Evening Star was the last steam locomotive built in Britain and rolled out of Swindon works on 18 March, 1960. Its classification was 2-10-0, meaning it was a tender locomotive with a two-wheeled leading bogey followed by ten driving wheels. It was a class 9F, one of the last classes in production in Britain, and was the last of the 251 members of this class to be produced: the number is on a scale of one to nine - one being the lowest-powered engine and nine being the highest-powered - and the letter 'F' means it was designed for freight rather than passenger services. 92220 was the only member of the class to receive a name, and Evening Star was chosen following a competition amongst Western Region staff. It was given a specially-comissioned livery of passenger green, complete with copper-capped double chimney. All other members of the class were painted in unlined black.
A special commemorative plate was affixed below the nameplate on the smoke deflectors. It reads as follows:
No 92220 built at Swindon
The last steam locomotive for British Railways
Named at Swindon on March 18th 1960 by
KWC Grand, Esq.
Member of the British Transport Commission
Designed and built for express freight movement, the 9F class represented a significant advance in this field. The five coupled driving wheels on each side increased the surface area in contact with the track, and since these wheels were only five feet in diameter they made the locomotive very strong, allowing it to haul unusually large and heavy freight trains. Despite being designed as freight locomotives, the 9Fs were equally suitable for express passenger use and, after initially being stationed at Cardiff Canton depot, Evening Star was enlisted to haul the 'Red Dragon' express to London. It was on one of these runs that it was rumoured to have reached 90mph.

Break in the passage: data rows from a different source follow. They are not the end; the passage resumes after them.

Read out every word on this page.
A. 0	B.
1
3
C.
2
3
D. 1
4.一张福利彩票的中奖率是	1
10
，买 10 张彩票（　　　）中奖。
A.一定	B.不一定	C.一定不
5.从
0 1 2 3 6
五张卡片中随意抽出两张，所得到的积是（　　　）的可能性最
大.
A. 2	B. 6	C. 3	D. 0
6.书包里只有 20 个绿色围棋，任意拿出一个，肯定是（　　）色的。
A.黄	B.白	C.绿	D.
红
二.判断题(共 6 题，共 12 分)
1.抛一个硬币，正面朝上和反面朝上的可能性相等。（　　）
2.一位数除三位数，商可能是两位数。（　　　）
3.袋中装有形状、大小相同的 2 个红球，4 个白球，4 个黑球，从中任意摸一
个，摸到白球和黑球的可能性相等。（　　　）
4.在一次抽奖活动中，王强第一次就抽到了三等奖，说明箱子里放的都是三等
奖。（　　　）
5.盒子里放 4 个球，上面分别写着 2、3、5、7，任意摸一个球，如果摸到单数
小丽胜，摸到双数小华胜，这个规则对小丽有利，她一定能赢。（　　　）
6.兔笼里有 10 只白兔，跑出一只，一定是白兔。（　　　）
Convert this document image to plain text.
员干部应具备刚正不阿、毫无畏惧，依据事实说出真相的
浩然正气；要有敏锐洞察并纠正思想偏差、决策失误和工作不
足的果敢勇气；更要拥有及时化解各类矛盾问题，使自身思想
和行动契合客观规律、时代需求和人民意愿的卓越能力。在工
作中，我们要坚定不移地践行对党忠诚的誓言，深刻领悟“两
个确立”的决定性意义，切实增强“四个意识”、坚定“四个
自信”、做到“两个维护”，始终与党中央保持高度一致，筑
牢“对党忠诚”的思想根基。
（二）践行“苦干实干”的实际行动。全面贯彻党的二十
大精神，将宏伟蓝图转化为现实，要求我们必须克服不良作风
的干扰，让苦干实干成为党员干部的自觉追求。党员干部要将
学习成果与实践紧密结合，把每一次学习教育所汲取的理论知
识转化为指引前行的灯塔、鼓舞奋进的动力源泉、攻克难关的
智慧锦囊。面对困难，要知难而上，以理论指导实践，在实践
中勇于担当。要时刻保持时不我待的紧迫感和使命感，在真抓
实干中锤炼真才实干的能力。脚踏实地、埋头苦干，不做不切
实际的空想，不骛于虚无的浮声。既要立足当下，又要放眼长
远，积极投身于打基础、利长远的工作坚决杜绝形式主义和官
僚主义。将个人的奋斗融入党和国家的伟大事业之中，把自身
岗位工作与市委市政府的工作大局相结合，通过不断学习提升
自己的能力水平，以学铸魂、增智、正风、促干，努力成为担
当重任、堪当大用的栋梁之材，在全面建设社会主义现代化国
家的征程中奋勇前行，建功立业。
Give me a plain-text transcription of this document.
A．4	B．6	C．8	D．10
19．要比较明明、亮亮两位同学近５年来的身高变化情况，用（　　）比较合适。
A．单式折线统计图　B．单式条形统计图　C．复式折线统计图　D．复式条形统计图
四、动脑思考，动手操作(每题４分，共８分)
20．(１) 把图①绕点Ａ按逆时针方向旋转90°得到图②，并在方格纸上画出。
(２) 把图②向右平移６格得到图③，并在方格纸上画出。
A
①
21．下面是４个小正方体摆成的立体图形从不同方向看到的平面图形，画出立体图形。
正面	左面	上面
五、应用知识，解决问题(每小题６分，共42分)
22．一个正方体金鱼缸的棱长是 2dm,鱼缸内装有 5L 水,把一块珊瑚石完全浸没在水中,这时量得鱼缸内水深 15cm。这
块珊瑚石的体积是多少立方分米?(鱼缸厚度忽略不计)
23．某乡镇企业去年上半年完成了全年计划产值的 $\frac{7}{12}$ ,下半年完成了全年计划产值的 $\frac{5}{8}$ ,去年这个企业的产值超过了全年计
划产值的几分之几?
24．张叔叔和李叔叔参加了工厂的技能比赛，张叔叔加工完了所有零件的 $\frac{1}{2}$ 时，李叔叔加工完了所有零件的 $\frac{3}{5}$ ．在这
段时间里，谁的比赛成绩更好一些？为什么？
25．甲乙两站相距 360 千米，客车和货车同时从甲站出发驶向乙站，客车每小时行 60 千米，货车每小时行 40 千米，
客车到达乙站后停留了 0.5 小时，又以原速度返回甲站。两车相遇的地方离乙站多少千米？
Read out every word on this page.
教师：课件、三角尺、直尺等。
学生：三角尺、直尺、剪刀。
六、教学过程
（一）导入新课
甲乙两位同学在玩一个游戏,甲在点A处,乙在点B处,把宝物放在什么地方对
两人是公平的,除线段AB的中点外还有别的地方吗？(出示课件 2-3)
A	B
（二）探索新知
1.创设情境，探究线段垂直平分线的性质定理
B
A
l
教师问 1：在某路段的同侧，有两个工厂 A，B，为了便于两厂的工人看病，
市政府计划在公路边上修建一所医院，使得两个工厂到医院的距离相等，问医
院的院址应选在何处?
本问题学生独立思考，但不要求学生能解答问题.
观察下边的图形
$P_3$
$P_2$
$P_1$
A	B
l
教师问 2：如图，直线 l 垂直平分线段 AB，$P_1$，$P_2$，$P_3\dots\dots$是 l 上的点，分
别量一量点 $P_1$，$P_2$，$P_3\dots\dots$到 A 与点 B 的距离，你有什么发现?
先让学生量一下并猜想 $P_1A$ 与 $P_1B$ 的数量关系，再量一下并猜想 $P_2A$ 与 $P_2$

Sadly, the fun was short-lived and Evening Star and its classmates were transferred to less exciting duties in the Western Region on the Somerset and Dorset Railway line. Here it hauled both freight and passenger trains for the rest of its working life. It even hauled the last 'Pines Express', a very famous train service of the time, over S&DR rails on 8 September, 1962, shortly before the closure of the railway.
Evening Star was sadly only in service for a five-year period before being withdrawn in 1965, after sustaining damage in an accident. Its withdrawal was partly because of the escalating popularity of the more modern forms of traction, specifically diesel locomotives. This was something that had not been foreseen by the steam engineers, who had designed the 9Fs to last for up to 20 years in service. Sadly, many of the locomotives lasted less than half of that time. The fact that Evening Star was preserved, following an overhaul, came as little surprise considering the locomotive's historical significance.
Evening Star is now part of the National Collection and is one of nine surviving 9Fs, some going into preservation directly from service, like Evening Star itself, and others being saved from scrap by enthusiasts, like classmate number 92240. Evening Star is currently based at the National Railway Museum at York; it has returned, however, to the Swindon steam museum for the Great Western Railway's 175th Anniversary celebrations.
In late 2009 and early 2010, a new mystery sprang up around the locomotive. It had been suggested that after it suffered a mishap with a tank engine and was withdrawn from service, it swapped identities and boilers with a classmate. David Shepherd added fuel to the rumours when he announced that when work was carried out on his locomotive, 92203 Black Prince, they found that underneath the black paint was some of Evening Star’s Brunswick Green paint and that some parts were stamped 92220.